Pat Farrell wrote:Specifically, applets are obsolete. Its pointless wasting time learning applets.
I wouldn't agree with this (since we have applets in production where I work). However I would say that applets are a minor feature and that you shouldn't learn them until (a) you need them and (b) you already know Java well enough so that you only need half a day to get up to speed on them.
We give our customers these little palm-sized barcode scanners. They go around their store and scan the barcodes of products they want to order, and then they plug the scanner into a USB port. This basically acts like a disk drive, so there's a file of scan data in a predetermined location on some drive.

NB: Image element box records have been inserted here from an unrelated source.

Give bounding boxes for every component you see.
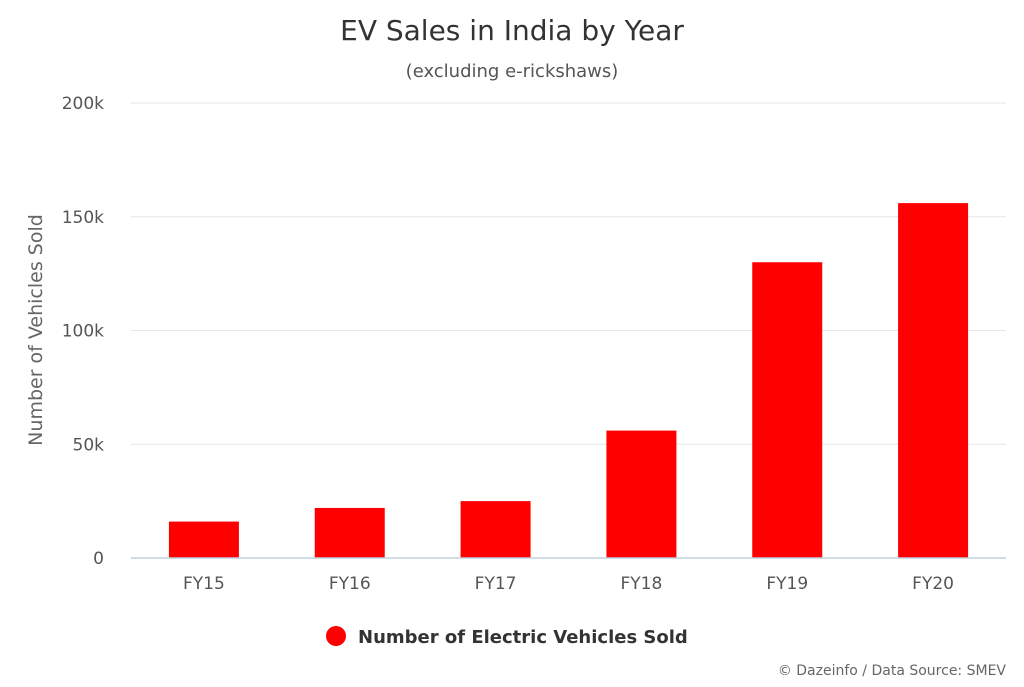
y-tick-label: 0 [93,549,104,569]
chart-subtitle: (excluding e-rickshaws) [406,61,619,82]
x-tick-label: FY15 [183,574,225,594]
y-axis-label: Number of Vehicles Sold [25,214,47,446]
x-tick-label: FY17 [475,574,517,594]
x-tick-label: FY18 [621,574,663,594]
y-axis-ticks: 0 50k 100k 150k 200k [62,94,104,569]
legend-marker [326,626,346,646]
bar-fy15[interactable] [168,521,239,558]
x-tick-label: FY19 [766,574,808,594]
chart-title: EV Sales in India by Year [340,14,684,47]
y-tick-label: 50k [73,435,105,455]
legend-label: Number of Electric Vehicles Sold [358,627,688,648]
legend[interactable]: Number of Electric Vehicles Sold [326,626,688,648]
x-axis-ticks: FY15 FY16 FY17 FY18 FY19 FY20 [183,574,954,594]
bar-fy19[interactable] [752,262,823,558]
bar-fy17[interactable] [460,501,531,558]
bar-fy20[interactable] [898,203,969,558]
x-tick-label: FY20 [912,574,954,594]
y-tick-label: 200k [62,94,104,114]
y-tick-label: 100k [62,322,104,342]
x-tick-label: FY16 [329,574,371,594]
gridlines [131,102,1006,445]
credit-text: © Dazeinfo / Data Source: SMEV [778,663,1007,679]
bar-fy18[interactable] [606,430,677,558]
bars [168,203,969,558]
y-tick-label: 150k [62,208,104,228]
bar-fy16[interactable] [314,507,385,558]
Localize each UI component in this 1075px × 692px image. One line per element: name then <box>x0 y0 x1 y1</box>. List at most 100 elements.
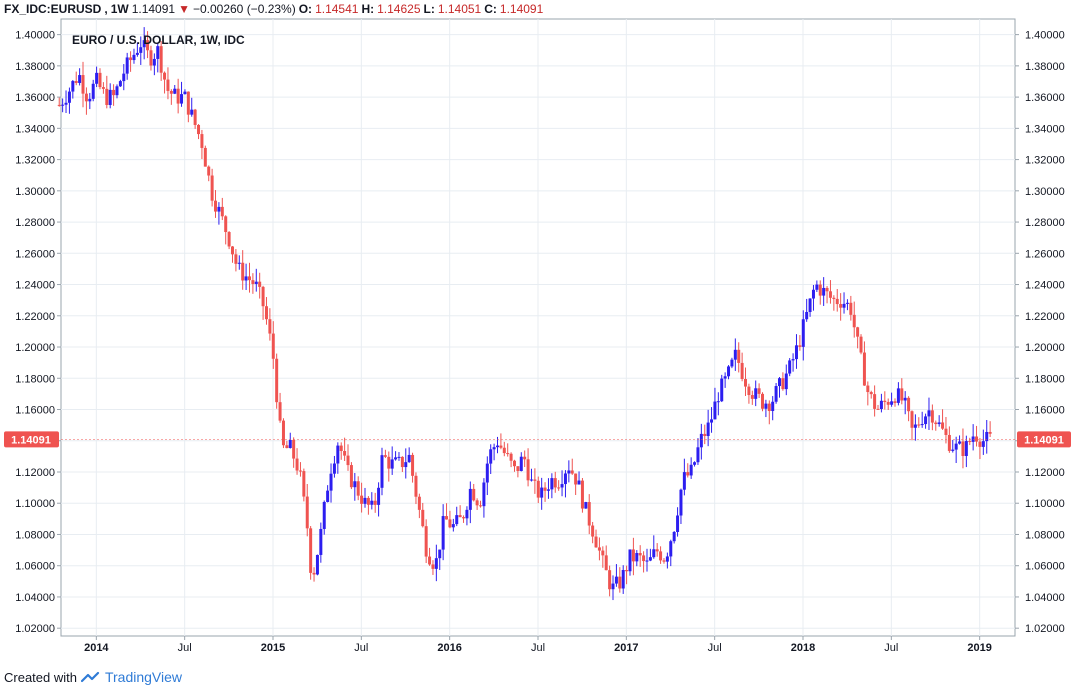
candle-body <box>744 379 748 387</box>
low-value: 1.14051 <box>437 2 482 16</box>
candle-body <box>108 89 112 105</box>
candle-body <box>659 551 663 561</box>
candle-body <box>122 73 126 82</box>
candle-body <box>618 576 622 589</box>
candle-body <box>570 470 574 474</box>
candle-body <box>727 366 731 377</box>
candle-body <box>523 456 527 460</box>
candle-body <box>930 410 934 423</box>
candle-body <box>207 166 211 176</box>
y-tick-label-left: 1.30000 <box>15 186 55 198</box>
candle-body <box>662 560 666 562</box>
candle-body <box>529 479 533 481</box>
candle-body <box>676 515 680 532</box>
candle-body <box>913 424 917 428</box>
x-tick-label: 2014 <box>84 642 109 654</box>
y-tick-label-right: 1.08000 <box>1025 529 1065 541</box>
candle-body <box>390 459 394 469</box>
candle-body <box>129 57 133 61</box>
candle-body <box>441 516 445 550</box>
y-tick-label-left: 1.40000 <box>15 30 55 42</box>
candle-body <box>74 81 78 83</box>
candle-body <box>900 388 904 401</box>
candle-body <box>811 289 815 299</box>
candle-body <box>360 495 364 504</box>
candle-body <box>115 86 119 96</box>
candle-body <box>448 519 452 528</box>
y-tick-label-left: 1.04000 <box>15 592 55 604</box>
low-label: L: <box>423 2 435 16</box>
candle-body <box>251 280 255 284</box>
candle-body <box>132 54 136 61</box>
candle-body <box>295 458 299 471</box>
candle-body <box>146 40 150 51</box>
candle-body <box>421 509 425 527</box>
candle-body <box>937 422 941 425</box>
high-value: 1.14625 <box>377 2 421 16</box>
candle-body <box>264 306 268 320</box>
candle-body <box>231 246 235 255</box>
candle-body <box>886 401 890 405</box>
candle-body <box>414 475 418 497</box>
candle-body <box>805 311 809 320</box>
candle-body <box>879 400 883 410</box>
candle-body <box>710 419 714 423</box>
price-badges: 1.14091 1.14091 <box>4 431 1071 448</box>
candle-body <box>941 422 945 429</box>
y-tick-label-left: 1.24000 <box>15 280 55 292</box>
candle-body <box>611 583 615 590</box>
y-tick-label-left: 1.38000 <box>15 61 55 73</box>
y-tick-label-right: 1.06000 <box>1025 561 1065 573</box>
candle-body <box>621 569 625 589</box>
candle-body <box>910 411 914 428</box>
candle-body <box>377 487 381 505</box>
candle-body <box>234 254 238 264</box>
candle-body <box>591 525 595 537</box>
candle-body <box>57 104 61 106</box>
candle-body <box>475 500 479 506</box>
candle-body <box>947 434 951 451</box>
candle-body <box>754 388 758 399</box>
candle-body <box>988 431 992 434</box>
candle-body <box>791 359 795 361</box>
candle-body <box>716 401 720 403</box>
candle-body <box>927 410 931 417</box>
candle-body <box>241 262 245 281</box>
candle-body <box>485 463 489 483</box>
candle-body <box>625 569 629 572</box>
tradingview-brand[interactable]: TradingView <box>104 669 183 685</box>
candle-body <box>302 471 306 497</box>
candle-body <box>326 490 330 502</box>
candle-body <box>845 302 849 304</box>
candle-body <box>893 401 897 403</box>
interval-label[interactable]: 1W <box>110 2 129 16</box>
candle-body <box>794 345 798 360</box>
x-tick-label: 2018 <box>791 642 815 654</box>
candle-body <box>411 454 415 476</box>
candle-body <box>648 557 652 561</box>
candle-body <box>526 459 530 481</box>
candle-body <box>975 436 979 442</box>
candle-body <box>832 297 836 299</box>
candle-body <box>417 496 421 510</box>
candle-body <box>285 445 289 449</box>
candle-body <box>163 72 167 80</box>
candle-body <box>638 553 642 556</box>
open-label: O: <box>298 2 313 16</box>
candle-body <box>876 408 880 410</box>
candle-body <box>336 445 340 464</box>
candle-body <box>462 517 466 519</box>
candle-body <box>78 75 82 83</box>
candle-body <box>723 376 727 379</box>
y-tick-label-left: 1.28000 <box>15 217 55 229</box>
grid <box>61 19 1015 636</box>
candle-body <box>61 104 65 106</box>
candle-body <box>512 460 516 467</box>
candle-body <box>431 564 435 569</box>
x-tick-label: Jul <box>531 642 545 654</box>
candle-body <box>186 91 190 115</box>
symbol-name[interactable]: FX_IDC:EURUSD <box>4 2 102 16</box>
candle-body <box>309 528 313 573</box>
candle-body <box>686 472 690 476</box>
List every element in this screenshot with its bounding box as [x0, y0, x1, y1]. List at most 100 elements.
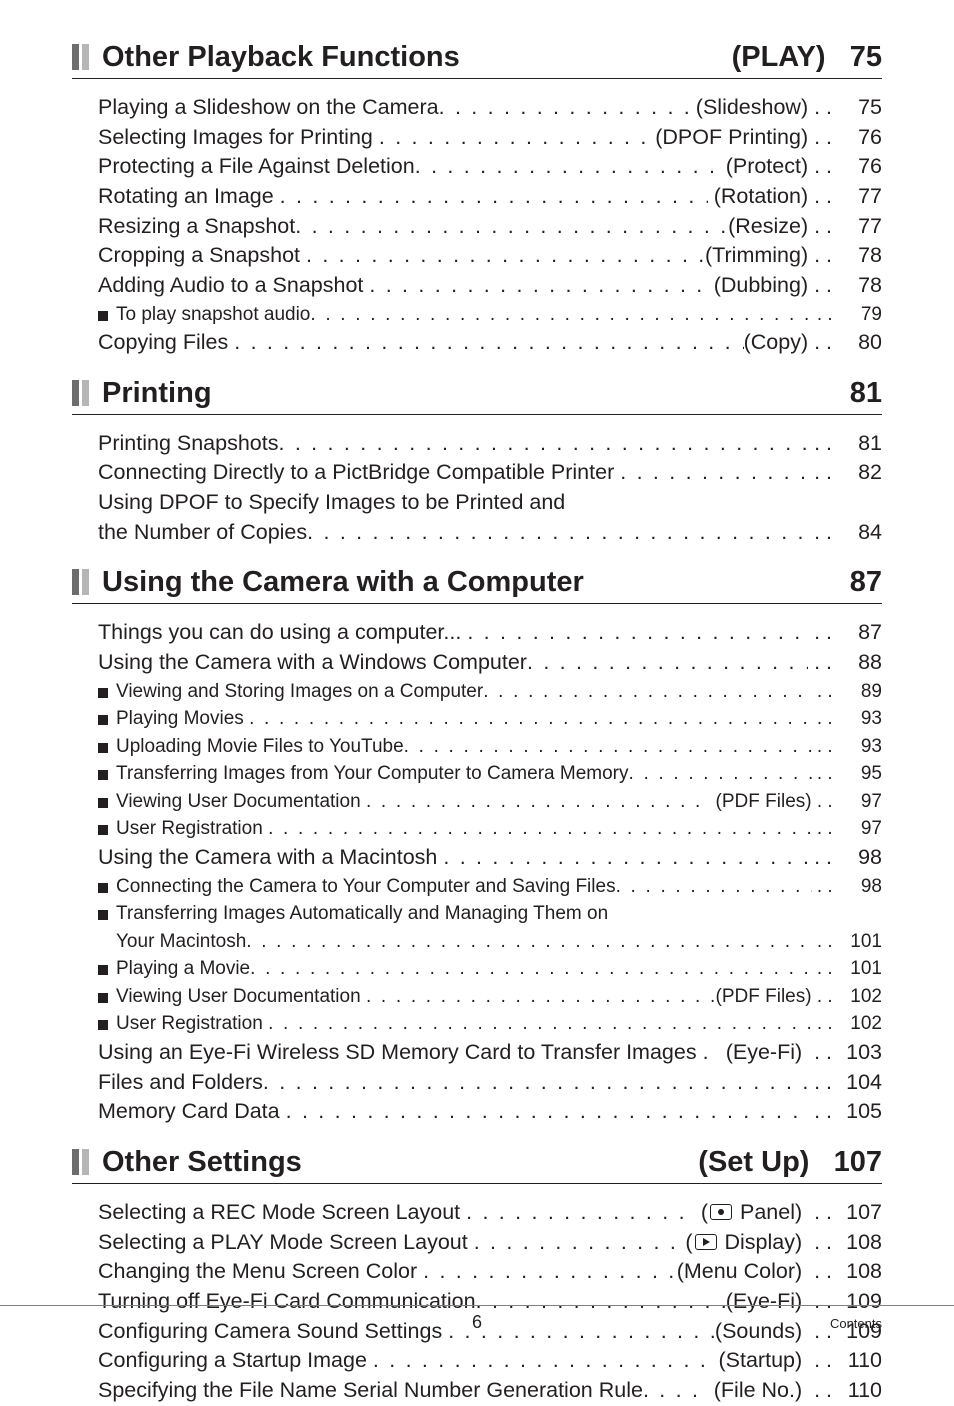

The applet simply looks for that location and uploads the scan data, if it finds it, and then forwards to a "review" page if it found data and an "error" page if it didn't. The GUI is simply a JLabel which says "Searching for scanned data". We're just using a plain vanilla <applet> tag to load the thing. So it's just about the simplest possible applet (except that of course it has to be signed). I don't work in support but I haven't heard any feedback that people are having problems with our applet.
we also using applets in a stock exchange site to display the graphs and currency changes. it run out of browser like a swing application. we may use webstart for this(more secure compare to applets i studied some where). but my seniors are restricted to use it.
Joined: Mar 22, 2005
mallikarjun dontamsetti wrote:we may use webstart for this(more secure compare to applets i studied some where).
There are numerous good reasons to prefer WebStart apps over applets, but this one sounds purious. Make sure you understand what that's all about before you use it as a basis for decision-making.